Die Preisanpassungen begannen im März, als Goodyear seine Tarife um bis zu acht Prozent erhöhte. Pirelli zog mit Preissteigerungen von bis zu neun Prozent über das gesamte Sortiment nach. Hankook wird ab dem 1. April ebenfalls eine Erhöhung von vier bis fünf Prozent umsetzen.
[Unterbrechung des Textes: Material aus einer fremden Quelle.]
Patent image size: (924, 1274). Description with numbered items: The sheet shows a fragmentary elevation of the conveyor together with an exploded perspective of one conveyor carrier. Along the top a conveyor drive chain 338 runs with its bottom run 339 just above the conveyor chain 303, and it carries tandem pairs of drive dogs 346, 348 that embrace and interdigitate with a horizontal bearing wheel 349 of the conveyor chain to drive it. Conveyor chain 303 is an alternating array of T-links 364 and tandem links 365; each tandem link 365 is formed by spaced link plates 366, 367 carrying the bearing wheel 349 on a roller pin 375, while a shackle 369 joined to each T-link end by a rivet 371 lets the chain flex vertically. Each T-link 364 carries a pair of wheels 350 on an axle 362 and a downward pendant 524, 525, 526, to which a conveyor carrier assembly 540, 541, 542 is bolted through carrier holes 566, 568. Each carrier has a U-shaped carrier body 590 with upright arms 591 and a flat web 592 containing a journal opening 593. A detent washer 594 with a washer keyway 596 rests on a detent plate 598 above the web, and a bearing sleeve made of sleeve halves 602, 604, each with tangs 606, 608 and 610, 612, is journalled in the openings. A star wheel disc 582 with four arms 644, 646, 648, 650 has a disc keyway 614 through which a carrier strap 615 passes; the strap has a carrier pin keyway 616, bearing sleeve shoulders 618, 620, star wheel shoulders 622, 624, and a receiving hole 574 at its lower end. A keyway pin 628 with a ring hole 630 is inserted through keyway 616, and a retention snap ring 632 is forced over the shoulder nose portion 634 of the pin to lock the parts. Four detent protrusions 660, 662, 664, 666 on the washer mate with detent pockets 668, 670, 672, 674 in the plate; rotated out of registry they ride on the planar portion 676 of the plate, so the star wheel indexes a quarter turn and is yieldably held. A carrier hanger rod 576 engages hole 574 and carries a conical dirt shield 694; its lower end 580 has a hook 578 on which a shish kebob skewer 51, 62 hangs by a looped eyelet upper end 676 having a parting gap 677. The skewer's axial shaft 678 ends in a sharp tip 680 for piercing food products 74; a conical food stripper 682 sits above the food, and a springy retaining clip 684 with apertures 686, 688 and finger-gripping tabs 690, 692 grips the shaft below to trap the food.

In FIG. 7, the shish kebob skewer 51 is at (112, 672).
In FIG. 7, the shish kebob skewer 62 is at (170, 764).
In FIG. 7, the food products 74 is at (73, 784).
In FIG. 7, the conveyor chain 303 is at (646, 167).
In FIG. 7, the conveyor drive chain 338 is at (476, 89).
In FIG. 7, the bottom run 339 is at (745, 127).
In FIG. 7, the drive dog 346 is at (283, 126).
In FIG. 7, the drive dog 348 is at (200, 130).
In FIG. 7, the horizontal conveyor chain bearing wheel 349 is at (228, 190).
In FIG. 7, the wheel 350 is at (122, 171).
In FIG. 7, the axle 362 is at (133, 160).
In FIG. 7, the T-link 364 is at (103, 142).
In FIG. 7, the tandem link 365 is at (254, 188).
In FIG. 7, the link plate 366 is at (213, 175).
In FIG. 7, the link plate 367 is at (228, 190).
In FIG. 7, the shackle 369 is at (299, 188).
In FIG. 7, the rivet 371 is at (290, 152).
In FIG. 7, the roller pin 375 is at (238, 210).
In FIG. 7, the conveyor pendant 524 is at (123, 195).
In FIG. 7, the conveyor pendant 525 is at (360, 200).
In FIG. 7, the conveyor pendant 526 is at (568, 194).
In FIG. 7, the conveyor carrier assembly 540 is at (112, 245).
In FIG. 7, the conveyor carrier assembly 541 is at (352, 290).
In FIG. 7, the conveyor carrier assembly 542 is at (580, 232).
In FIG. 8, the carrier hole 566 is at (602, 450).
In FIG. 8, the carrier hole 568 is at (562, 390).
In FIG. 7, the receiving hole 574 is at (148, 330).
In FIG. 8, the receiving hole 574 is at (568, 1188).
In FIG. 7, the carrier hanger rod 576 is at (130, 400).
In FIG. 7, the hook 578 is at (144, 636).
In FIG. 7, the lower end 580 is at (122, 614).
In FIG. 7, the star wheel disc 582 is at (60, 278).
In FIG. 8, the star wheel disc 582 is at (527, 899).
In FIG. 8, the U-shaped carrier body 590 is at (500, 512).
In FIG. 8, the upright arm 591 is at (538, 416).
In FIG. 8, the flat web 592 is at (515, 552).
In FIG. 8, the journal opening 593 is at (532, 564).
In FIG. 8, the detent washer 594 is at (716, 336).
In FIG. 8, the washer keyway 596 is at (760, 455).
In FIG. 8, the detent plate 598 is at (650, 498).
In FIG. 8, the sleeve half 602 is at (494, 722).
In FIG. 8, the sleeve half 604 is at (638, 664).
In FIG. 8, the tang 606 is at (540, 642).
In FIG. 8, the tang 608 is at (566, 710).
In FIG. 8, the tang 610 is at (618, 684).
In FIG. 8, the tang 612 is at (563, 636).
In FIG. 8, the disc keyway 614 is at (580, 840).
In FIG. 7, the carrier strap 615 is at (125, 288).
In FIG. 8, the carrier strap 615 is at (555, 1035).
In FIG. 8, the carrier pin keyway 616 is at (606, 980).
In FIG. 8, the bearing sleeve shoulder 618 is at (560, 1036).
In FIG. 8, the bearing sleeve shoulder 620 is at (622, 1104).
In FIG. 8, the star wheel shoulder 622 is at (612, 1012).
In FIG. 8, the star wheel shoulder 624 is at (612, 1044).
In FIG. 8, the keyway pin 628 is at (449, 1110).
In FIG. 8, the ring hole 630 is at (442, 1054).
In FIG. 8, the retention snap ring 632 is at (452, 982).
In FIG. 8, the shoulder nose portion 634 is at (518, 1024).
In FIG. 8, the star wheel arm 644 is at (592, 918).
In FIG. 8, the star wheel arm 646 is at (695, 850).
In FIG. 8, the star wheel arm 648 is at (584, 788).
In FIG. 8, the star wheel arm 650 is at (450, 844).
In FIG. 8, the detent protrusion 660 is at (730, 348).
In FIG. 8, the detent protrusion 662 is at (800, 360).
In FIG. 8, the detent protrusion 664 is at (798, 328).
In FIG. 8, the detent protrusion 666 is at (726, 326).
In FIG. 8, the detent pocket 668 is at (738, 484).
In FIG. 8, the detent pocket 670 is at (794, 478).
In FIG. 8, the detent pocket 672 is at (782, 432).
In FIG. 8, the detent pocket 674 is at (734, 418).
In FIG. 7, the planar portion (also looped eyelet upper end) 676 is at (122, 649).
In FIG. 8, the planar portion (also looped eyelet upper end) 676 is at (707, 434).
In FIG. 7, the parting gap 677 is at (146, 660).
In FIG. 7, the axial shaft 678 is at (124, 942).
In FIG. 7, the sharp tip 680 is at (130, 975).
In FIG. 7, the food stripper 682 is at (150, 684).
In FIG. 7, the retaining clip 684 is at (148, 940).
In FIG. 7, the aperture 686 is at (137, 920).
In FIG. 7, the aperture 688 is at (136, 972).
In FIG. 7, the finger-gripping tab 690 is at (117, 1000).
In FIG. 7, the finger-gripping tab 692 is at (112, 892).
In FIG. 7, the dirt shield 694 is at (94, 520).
Continental warnte vor einer zusätzlichen Belastung von 500 Millionen Euro im Jahr 2017, verursacht durch höhere Beschaffungskosten für Kautschuk. Frank Biller, Analyst der Landesbank Baden-Württemberg (LBBW), erklärte, die Hersteller müssten die Preise anpassen, um ihre Gewinnmargen zu schützen.
Trotz der steigenden Materialkosten bleibt die Reifenbranche optimistisch. Eine starke Marktnachfrage und der Boom bei SUV-Verkäufen treiben das Wachstum weiter voran. Die Preiserhöhungen werden zwar zunächst die Händler treffen, doch in den kommenden Monaten dürften auch die Verbraucher die höheren Kosten spüren. Da mehrere Marken ihre Preise anheben, wird sich der Reifenpreis insgesamt erhöhen. Dennoch rechnet die Branche dank wachsender Marktchancen weiterhin mit einem stabilen Aufwärtstrend.